By: Paul Bennett - January 23, 2006
What’s the best and the worst thing about preparing for the future? I’d say not knowing what to prepare for; it’s the excitement of the unknown mixed with the apprehension of uncertainty.
That’s where you’ll find me, a 22 year-old senior shortstop at Elon University: in the middle (no pun intended) and “on the bubble”. And that’s where I find myself, in between a dream of baseball and the reality of the working world-between childhood and manhood. Here I am, three weeks from my last, “first game” of the college season. I find myself sending my resume’ to employers and filling out pro scout questionnaires in the same day.
My life has become a “Choose your own adventure” novel, only I’m not choosing. It will either be a pro club choosing me or a Human Resources manager at some business firm. I guess it doesn’t sound quite so bad when I say it like that, and it’s not. But there’s definitely significant inner turmoil. I’m sitting in an interview for a marketing position (for after I graduate) in Charlotte wondering, “If he offers me this job, can I take it?” And I can’t, not in good conscience. If I did, I would feel like I was quitting on my dream - a dream that’s brought me through four great years of college ball and almost fifteen years of youth baseball before that. But I’ve worked almost as hard to be prepared for my first job as I have to be prepared for baseball at the next level. I’ve made all the grades, aced all the tests, typed all the papers, volunteered, interviewed…I’ve done all the extras. But what about all those hours I’ve hit off the tee, took groundballs, ran my butt off, lifted weights, iced my arm or my legs or agonized over a slump? Which one was preparing me for the rest of my life? The best part is, both of them were!
I learned how to differentiate a product by market analysis; and I learned it in the classroom. But I also learned how to persevere by breaking out of a week-and-a-half-long slump; I learned that on the baseball diamond. I learned about work in books and classes, but I learned how to work in the batting cage and on the infield dirt.
That’s what makes baseball players different from all other athletes. Baseball is not an occupation, it’s not a job, nor is it a scholarship or a paycheck. Baseball is a lifestyle and it is part of who we are. We couldn’t get away from it even if we wanted to - we love it too much. There’s something about the symmetry, the cause and effect, and the perfection of the game that draws us to it. There’s something captivating about an event demanding so much physical ability yet even more mental acuity.
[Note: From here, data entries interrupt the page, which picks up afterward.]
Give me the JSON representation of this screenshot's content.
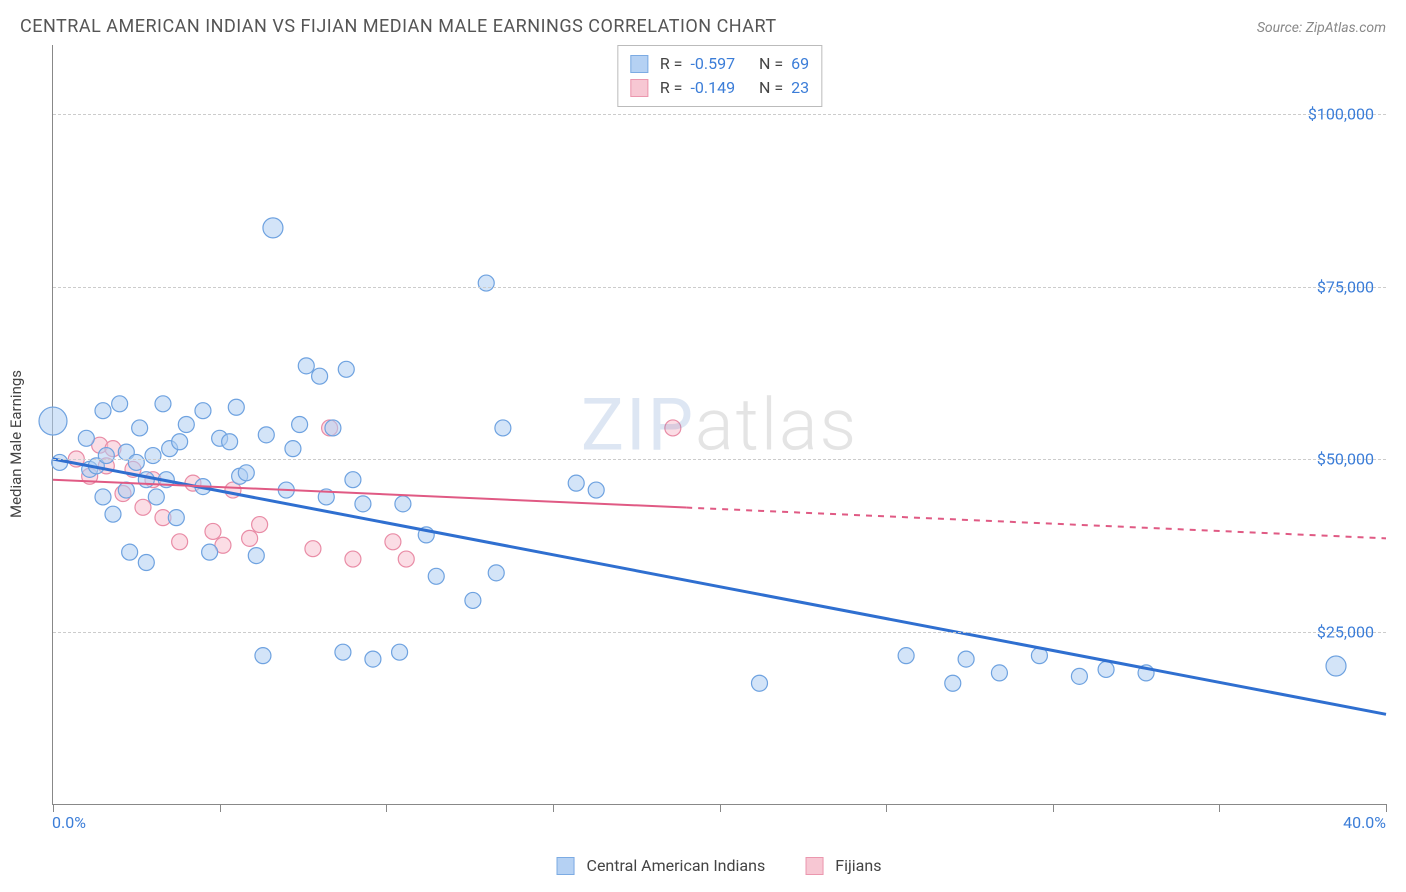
{
  "title": "CENTRAL AMERICAN INDIAN VS FIJIAN MEDIAN MALE EARNINGS CORRELATION CHART",
  "source": "Source: ZipAtlas.com",
  "watermark": {
    "part1": "ZIP",
    "part2": "atlas"
  },
  "chart": {
    "type": "scatter",
    "background_color": "#ffffff",
    "grid_color": "#cccccc",
    "axis_color": "#888888",
    "y_axis_title": "Median Male Earnings",
    "y_axis_title_fontsize": 15,
    "tick_label_color": "#3b7dd8",
    "tick_label_fontsize": 16,
    "xlim": [
      0,
      40
    ],
    "ylim": [
      0,
      110000
    ],
    "x_ticks": [
      0,
      5,
      10,
      15,
      20,
      25,
      30,
      35,
      40
    ],
    "x_tick_labels": {
      "0": "0.0%",
      "40": "40.0%"
    },
    "y_gridlines": [
      25000,
      50000,
      75000,
      100000
    ],
    "y_tick_labels": {
      "25000": "$25,000",
      "50000": "$50,000",
      "75000": "$75,000",
      "100000": "$100,000"
    },
    "series": [
      {
        "name": "Central American Indians",
        "fill": "#aecdf2",
        "stroke": "#6ea2e0",
        "fill_opacity": 0.55,
        "marker_radius": 8,
        "r_value": "-0.597",
        "n_value": "69",
        "trend": {
          "color": "#2f6fd0",
          "width": 3,
          "x1": 0,
          "y1": 50000,
          "x2": 40,
          "y2": 13000,
          "dashed_from_x": null
        },
        "points": [
          [
            0.0,
            55500,
            14
          ],
          [
            0.2,
            49500,
            8
          ],
          [
            1.0,
            53000,
            8
          ],
          [
            1.1,
            48500,
            8
          ],
          [
            1.3,
            49000,
            8
          ],
          [
            1.5,
            57000,
            8
          ],
          [
            1.5,
            44500,
            8
          ],
          [
            1.6,
            50500,
            8
          ],
          [
            1.8,
            42000,
            8
          ],
          [
            2.0,
            58000,
            8
          ],
          [
            2.2,
            51000,
            8
          ],
          [
            2.2,
            45500,
            8
          ],
          [
            2.3,
            36500,
            8
          ],
          [
            2.5,
            49500,
            8
          ],
          [
            2.6,
            54500,
            8
          ],
          [
            2.8,
            47000,
            8
          ],
          [
            2.8,
            35000,
            8
          ],
          [
            3.0,
            50500,
            8
          ],
          [
            3.1,
            44500,
            8
          ],
          [
            3.3,
            58000,
            8
          ],
          [
            3.4,
            47000,
            8
          ],
          [
            3.5,
            51500,
            8
          ],
          [
            3.7,
            41500,
            8
          ],
          [
            3.8,
            52500,
            8
          ],
          [
            4.0,
            55000,
            8
          ],
          [
            4.5,
            57000,
            8
          ],
          [
            4.5,
            46000,
            8
          ],
          [
            4.7,
            36500,
            8
          ],
          [
            5.0,
            53000,
            8
          ],
          [
            5.3,
            52500,
            8
          ],
          [
            5.5,
            57500,
            8
          ],
          [
            5.6,
            47500,
            8
          ],
          [
            5.8,
            48000,
            8
          ],
          [
            6.1,
            36000,
            8
          ],
          [
            6.3,
            21500,
            8
          ],
          [
            6.4,
            53500,
            8
          ],
          [
            6.6,
            83500,
            10
          ],
          [
            7.0,
            45500,
            8
          ],
          [
            7.2,
            51500,
            8
          ],
          [
            7.4,
            55000,
            8
          ],
          [
            7.6,
            63500,
            8
          ],
          [
            8.0,
            62000,
            8
          ],
          [
            8.2,
            44500,
            8
          ],
          [
            8.4,
            54500,
            8
          ],
          [
            8.7,
            22000,
            8
          ],
          [
            8.8,
            63000,
            8
          ],
          [
            9.0,
            47000,
            8
          ],
          [
            9.3,
            43500,
            8
          ],
          [
            9.6,
            21000,
            8
          ],
          [
            10.4,
            22000,
            8
          ],
          [
            10.5,
            43500,
            8
          ],
          [
            11.2,
            39000,
            8
          ],
          [
            11.5,
            33000,
            8
          ],
          [
            12.6,
            29500,
            8
          ],
          [
            13.0,
            75500,
            8
          ],
          [
            13.3,
            33500,
            8
          ],
          [
            13.5,
            54500,
            8
          ],
          [
            15.7,
            46500,
            8
          ],
          [
            16.3,
            45500,
            8
          ],
          [
            21.2,
            17500,
            8
          ],
          [
            25.6,
            21500,
            8
          ],
          [
            27.0,
            17500,
            8
          ],
          [
            27.4,
            21000,
            8
          ],
          [
            28.4,
            19000,
            8
          ],
          [
            29.6,
            21500,
            8
          ],
          [
            30.8,
            18500,
            8
          ],
          [
            31.6,
            19500,
            8
          ],
          [
            32.8,
            19000,
            8
          ],
          [
            38.5,
            20000,
            10
          ]
        ]
      },
      {
        "name": "Fijians",
        "fill": "#f7c1cf",
        "stroke": "#e98ca6",
        "fill_opacity": 0.55,
        "marker_radius": 8,
        "r_value": "-0.149",
        "n_value": "23",
        "trend": {
          "color": "#e05a84",
          "width": 2,
          "x1": 0,
          "y1": 47000,
          "x2": 40,
          "y2": 38500,
          "dashed_from_x": 19
        },
        "points": [
          [
            0.7,
            50000,
            8
          ],
          [
            1.1,
            47500,
            8
          ],
          [
            1.4,
            52000,
            8
          ],
          [
            1.6,
            49000,
            8
          ],
          [
            1.8,
            51500,
            8
          ],
          [
            2.1,
            45000,
            8
          ],
          [
            2.4,
            48500,
            8
          ],
          [
            2.7,
            43000,
            8
          ],
          [
            3.0,
            47000,
            8
          ],
          [
            3.3,
            41500,
            8
          ],
          [
            3.8,
            38000,
            8
          ],
          [
            4.2,
            46500,
            8
          ],
          [
            4.8,
            39500,
            8
          ],
          [
            5.1,
            37500,
            8
          ],
          [
            5.4,
            45500,
            8
          ],
          [
            5.9,
            38500,
            8
          ],
          [
            6.2,
            40500,
            8
          ],
          [
            7.8,
            37000,
            8
          ],
          [
            8.3,
            54500,
            8
          ],
          [
            9.0,
            35500,
            8
          ],
          [
            10.2,
            38000,
            8
          ],
          [
            10.6,
            35500,
            8
          ],
          [
            18.6,
            54500,
            8
          ]
        ]
      }
    ],
    "legend_top": {
      "border_color": "#bbbbbb",
      "r_label": "R =",
      "n_label": "N ="
    },
    "bottom_legend_swatch_size": 18
  }
}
That’s why I can’t take a job that starts this summer; that’s why guys spend their life savings driving across the country to try-out; and that’s what sends us to Asheboro, Mankato, Chatham, Edenton, Columbus and Wareham to play summer ball in small-town America only days after a 56+ game college season has ended.
And that’s what brought me to this conclusion: I’m not going to worry about it.
I’m going to enjoy my last season with the best friends I’ll ever have. I’m going to enjoy four-hour intra-squads and base-running cycles. And I’m going to stand on the field when the last out of my last collegiate game is made and I’m going to say, “I left it all out here on this field!” And if that doesn’t set my phone to ringing on draft day, then I’ll have to be ok with that. But I’ll sit by the phone on June 6 and wait, one way or another…I will be waiting for the rest of my life to start.
About the author: Paul Bennett concluded his career at Elon as a four-year starter and went on to enjoy three seasons in the Atlanta Braves organization, playing as high as Triple-A before retiring in 2009. Since then, he has covered a load of games for DP, gotten married, now has a successful job outside of baseball and is living in Charlotte, NC.